L'Equipe: "A equipa do Mónaco vai lamentar por muito tempo a ineficácia que a caracterizou na zona de finalização, frente a um Benfica que teve a felicidade do seu lado para vencer."

La Gazzetta dello Sport: "A primeira parte foi uma cura para a insónia, com as equipas a anularem-se mutuamente. No segundo tempo, Jesus trocou Samaris por Lima, inclinou a equipa e foi recompensado com o golo de Talisca."

Globoesporte: "Virou rotina na temporada: mais uma vez, Anderson Talisca foi decisivo para o Benfica: ele começou no ataque, foi recuando e apareceu para salvar perto do fim.

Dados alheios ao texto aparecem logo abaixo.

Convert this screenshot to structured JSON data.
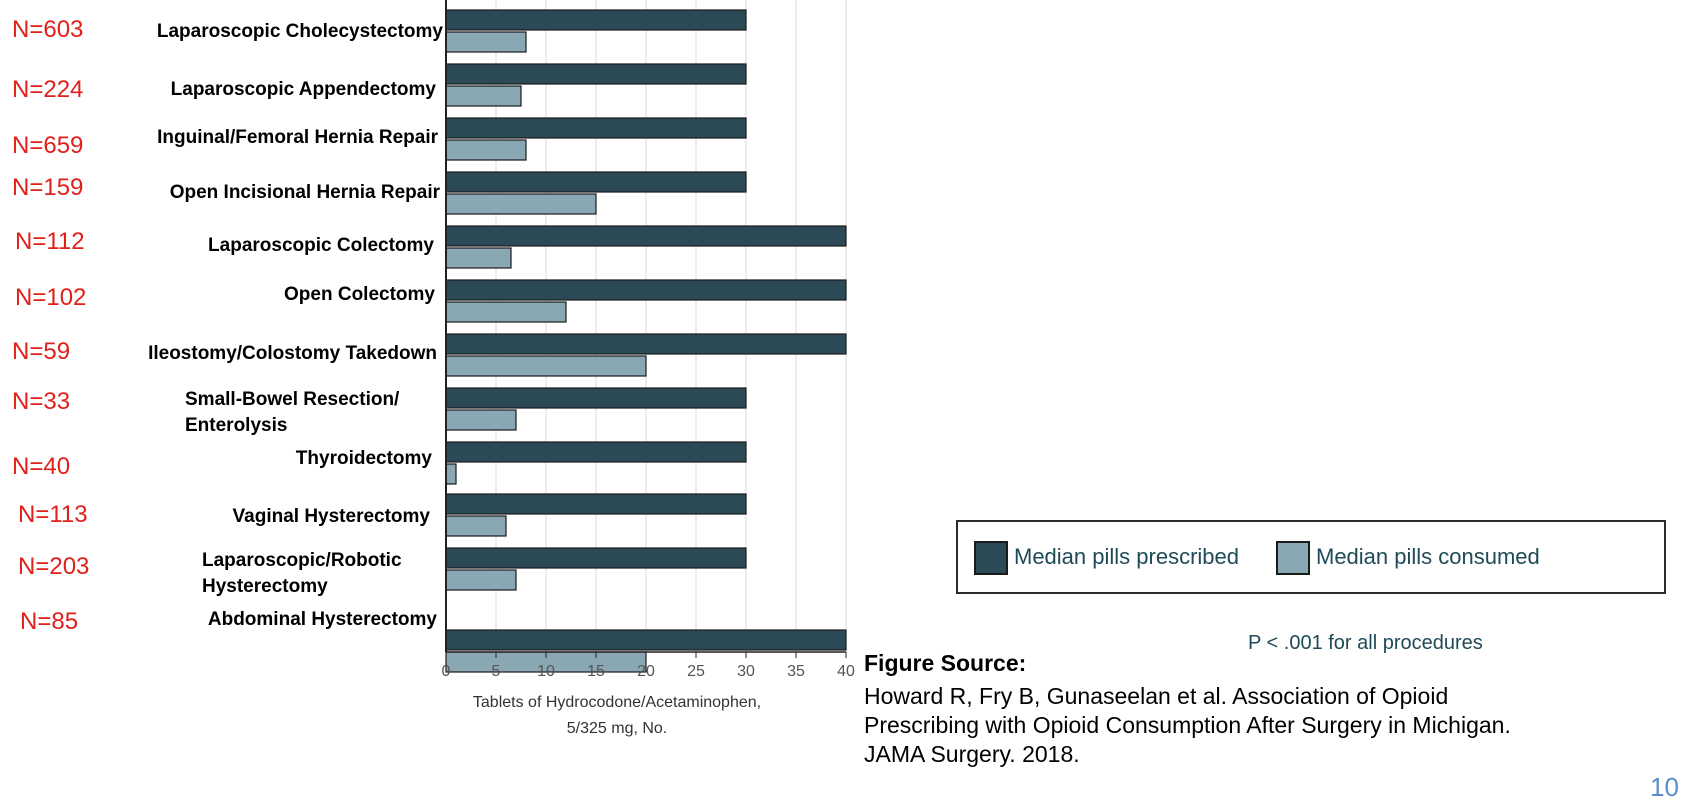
{
  "chart_data": {
    "type": "bar",
    "orientation": "horizontal",
    "categories": [
      "Laparoscopic Cholecystectomy",
      "Laparoscopic Appendectomy",
      "Inguinal/Femoral Hernia Repair",
      "Open Incisional Hernia Repair",
      "Laparoscopic Colectomy",
      "Open Colectomy",
      "Ileostomy/Colostomy Takedown",
      "Small-Bowel Resection/\nEnterolysis",
      "Thyroidectomy",
      "Vaginal Hysterectomy",
      "Laparoscopic/Robotic\nHysterectomy",
      "Abdominal Hysterectomy"
    ],
    "sample_sizes": [
      "N=603",
      "N=224",
      "N=659",
      "N=159",
      "N=112",
      "N=102",
      "N=59",
      "N=33",
      "N=40",
      "N=113",
      "N=203",
      "N=85"
    ],
    "series": [
      {
        "name": "Median pills prescribed",
        "color": "#2b4a55",
        "values": [
          30,
          30,
          30,
          30,
          40,
          40,
          40,
          30,
          30,
          30,
          30,
          40
        ]
      },
      {
        "name": "Median pills consumed",
        "color": "#8aa8b4",
        "values": [
          8,
          7.5,
          8,
          15,
          6.5,
          12,
          20,
          7,
          1,
          6,
          7,
          20
        ]
      }
    ],
    "xlabel": "Tablets of Hydrocodone/Acetaminophen,\n5/325 mg, No.",
    "xlim": [
      0,
      40
    ],
    "xticks": [
      "0",
      "5",
      "10",
      "15",
      "20",
      "25",
      "30",
      "35",
      "40"
    ],
    "grid": true,
    "legend_position": "right",
    "annotation": "P < .001 for all procedures"
  },
  "source": {
    "heading": "Figure Source:",
    "text": "Howard R, Fry B, Gunaseelan et al. Association of Opioid\nPrescribing with Opioid Consumption After Surgery in Michigan.\nJAMA Surgery. 2018."
  },
  "slide_number": "10",
  "colors": {
    "n_label": "#e0201b",
    "prescribed": "#2b4a55",
    "consumed": "#8aa8b4"
  }
}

Agora o panorama é mais animador."

ESPN: "Talisca, apelidado de "novo Rivaldo", chutou uma bola solta na sequência de um canto e arruinou a excelente segunda parte dos monegascos, que tinham estado muito perto de se adiantar no marcador."

Marca: "Talisca foi mais uma vez o maestro, Júlio César segurou a barra atrás. Talvez tenha sido a melhor atuação do Benfica até aqui na Champions. Mesmo com uma dose de sufoco, foi suficiente para assegurar a vitória."